Der Komplex wurde in den frühen 1980er Jahren von Mohamed el-Hajj gegründet, der von Burkina Faso nach Mekka pilgerte und danach die sieben Moscheen mit Unterstützung seiner Gemeinde errichtete. Dieses Projekt entstand aus einer religiösen Überzeugung und wurde vollständig durch lokale Arbeit und Zusammenhalt umgesetzt.
Die Moscheen in Bani zeigen eine besondere Auslegung des Islam, bei der Frauen keine Kopftücher tragen und die Gemeinschaft einen ausgewogenen Umgang mit religiösen Praktiken pflegt. Beim Besuch merkt man, wie der Glaube hier auf eigene Weise gelebt wird, ohne strenge Regeln zu befolgen, die anderswo üblich sind.

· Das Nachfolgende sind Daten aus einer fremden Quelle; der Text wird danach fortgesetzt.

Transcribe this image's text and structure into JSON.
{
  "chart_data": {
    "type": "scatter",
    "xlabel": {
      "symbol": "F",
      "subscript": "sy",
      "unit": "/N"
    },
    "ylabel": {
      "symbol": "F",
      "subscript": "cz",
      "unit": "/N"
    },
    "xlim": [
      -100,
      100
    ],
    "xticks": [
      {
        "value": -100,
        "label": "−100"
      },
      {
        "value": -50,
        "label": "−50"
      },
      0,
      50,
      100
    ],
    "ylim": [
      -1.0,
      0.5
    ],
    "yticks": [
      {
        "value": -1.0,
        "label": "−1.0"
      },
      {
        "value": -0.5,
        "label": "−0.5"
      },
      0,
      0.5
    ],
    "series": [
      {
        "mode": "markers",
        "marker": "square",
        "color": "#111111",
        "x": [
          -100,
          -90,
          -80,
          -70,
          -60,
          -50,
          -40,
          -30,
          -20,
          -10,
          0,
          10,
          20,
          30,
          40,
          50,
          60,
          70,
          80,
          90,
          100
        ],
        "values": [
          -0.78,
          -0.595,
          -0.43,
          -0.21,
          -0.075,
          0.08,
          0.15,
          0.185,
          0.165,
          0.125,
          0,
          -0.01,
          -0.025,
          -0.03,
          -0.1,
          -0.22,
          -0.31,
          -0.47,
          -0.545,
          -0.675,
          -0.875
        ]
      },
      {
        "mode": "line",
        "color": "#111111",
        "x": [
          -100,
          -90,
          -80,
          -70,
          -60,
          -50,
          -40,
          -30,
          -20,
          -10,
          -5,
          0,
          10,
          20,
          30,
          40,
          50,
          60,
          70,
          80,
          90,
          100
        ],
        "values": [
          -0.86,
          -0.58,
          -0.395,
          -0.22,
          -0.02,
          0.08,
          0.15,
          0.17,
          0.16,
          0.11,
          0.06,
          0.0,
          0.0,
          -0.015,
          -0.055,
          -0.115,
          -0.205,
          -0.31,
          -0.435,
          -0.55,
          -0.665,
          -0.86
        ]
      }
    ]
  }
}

Besucher können die Gebäude tagsüber erkunden, sollten aber angemessene Kleidung tragen und die Gebetszeiten respektieren. Es ist hilfreich, früh am Morgen oder am späten Nachmittag zu kommen, wenn es weniger heiß ist und die Anlage weniger frequentiert wird.
Die sechs kleineren Moscheen rund um die Hauptmoschee sind nicht nach Mekka ausgerichtet, sondern blicken alle auf das zentrale Gebäude, was eine ungewöhnliche Anordnung nach traditionellen Bauprinzipien darstellt. Diese Konfiguration entstand bewusst, um den knienden Menschen in Gebet darzustellen, wodurch die gesamte Anlage eine symbolische Form annimmt.